«Rien, mon cher, rien. Vous rappelez-vous Arabelle? ma sœur Arabelle? Une petite fille qui a des yeux noirs. Je ne sais pas si vous l'avez remarquée cher M. Winkle? Une jolie petite fille, Winkle. Peut-être que mes traits pourront vous rappeler sa physionomie.»

M. Winkle n'avait pas besoin de procédés artificiels pour se souvenir de la charmante Arabelle, et c'était fort heureux, car certainement les traits du frère lui auraient difficilement rappelé ceux de la sœur. Il répondit, avec autant de calme qu'il lui fut possible d'en feindre, qu'il se rappelait parfaitement avoir vu la jeune personne en question, et qu'il se flattait qu'elle était en bonne santé.

Pour toute réponse, M. Ben Allen, lui dit: «Notre ami Bob est un charmant garçon, Winkle.

—C'est vrai, répliqua laconiquement M. Winkle, qui n'aimait pas beaucoup le rapprochement de ces deux noms.

—Je les ai toujours destinés l'un à l'autre; ils ont été crées l'un pour l'autre; ils sont venus au monde l'un pour l'autre; ils ont été élevés l'un pour l'autre, dit M. Ben Allen, en posant son verre avec emphase. Il y a un coup du sort dans cette affaire, mon cher garçon; il n'y a entre eux qu'une différence de cinq ans, et tous les deux sont nés dans le mois d'août.»

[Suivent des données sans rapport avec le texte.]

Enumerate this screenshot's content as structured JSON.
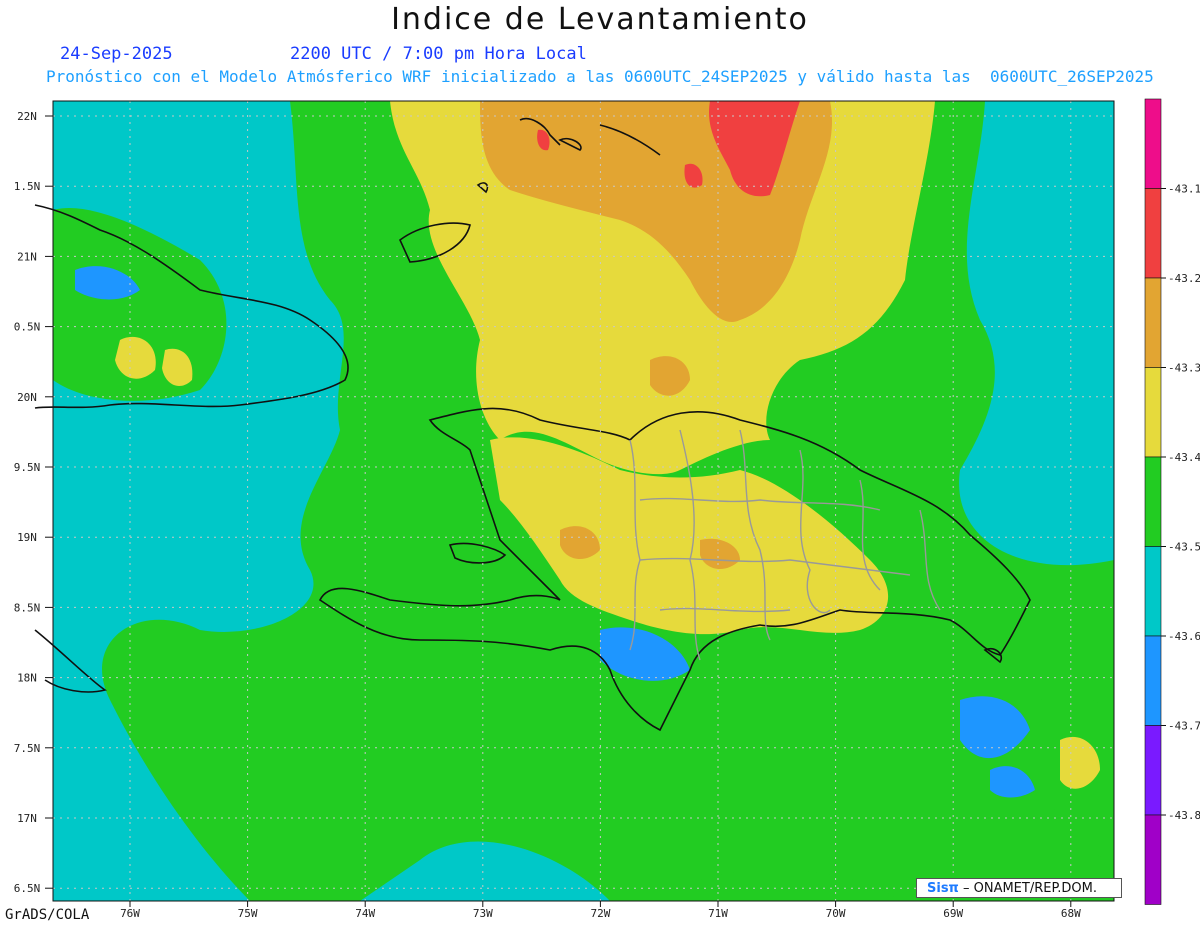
{
  "header": {
    "title": "Indice de Levantamiento",
    "date": "24-Sep-2025",
    "valid_time": "2200 UTC / 7:00 pm Hora Local",
    "description": "Pronóstico con el Modelo Atmósferico WRF inicializado a las 0600UTC_24SEP2025 y válido hasta las  0600UTC_26SEP2025"
  },
  "map": {
    "lat_labels": [
      "22N",
      "1.5N",
      "21N",
      "0.5N",
      "20N",
      "9.5N",
      "19N",
      "8.5N",
      "18N",
      "7.5N",
      "17N",
      "6.5N"
    ],
    "lon_labels": [
      "76W",
      "75W",
      "74W",
      "73W",
      "72W",
      "71W",
      "70W",
      "69W",
      "68W"
    ]
  },
  "colorbar": {
    "colors": [
      "#ee0d8a",
      "#f04040",
      "#e2a532",
      "#e6da3c",
      "#22cc22",
      "#00c8c8",
      "#1e96ff",
      "#7a1aff",
      "#a000c8"
    ],
    "labels": [
      "-43.1",
      "-43.2",
      "-43.3",
      "-43.4",
      "-43.5",
      "-43.6",
      "-43.7",
      "-43.8"
    ]
  },
  "footer": {
    "credit": "GrADS/COLA",
    "badge_logo": "Sisπ",
    "badge_text": "– ONAMET/REP.DOM."
  }
}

M. Winkle était trop impatient d'entendre le reste, pour exprimer beaucoup d'étonnement de cette coïncidence, toute merveilleuse qu'elle fût. Ainsi, après une larme ou deux, Ben continua à dire que malgré toute son estime et son respect, et sa vénération pour son ami, sa sœur Arabelle avait toujours, ingratement et sans raison, montré la plus vive antipathie pour sa personne. Et je pense, conclua-t-il, je pense qu'il y a un attachement antérieur.

—Avez-vous quelque idée sur la personne?» demanda en tremblant M. Winkle.

M. Ben Allen saisit le fourgon, le fit tourner d'une manière martiale au-dessus de sa tête, infligea un coup mortel sur un crâne imaginaire, et termina en disant, d'une façon très-expressive: «Je voudrais le connaître, voilà tout. Je lui montrerais ce que j'en pense!» et pendant ce temps le fourgon tournoyait avec plus de férocité que jamais.

Tout cela, comme on le suppose, était fort consolant pour M. Winkle. Il resta silencieux durant quelques minutes, mais à la fin, il rassembla tout son courage, et demanda si miss Allen était dans le comté de Kent.

«Non, non, répondit Ben, en déposant le fourgon et en prenant un air fort rusé. Je n'ai pas pensé que la maison du vieux Wardle fût exactement ce qui convenait pour une jeune fille entêtée. Aussi, comme je suis son protecteur naturel et son tuteur, puisque nos parents sont défunts, je l'ai amenée dans ce pays-ci pour passer quelques mois chez une vieille tante, dans une jolie maison bien ennuyeuse et bien fermée. J'espère que cela la guérira. Si ça ne réussit pas, je l'emmènerai à l'étranger pendant quelque temps, et nous verrons alors.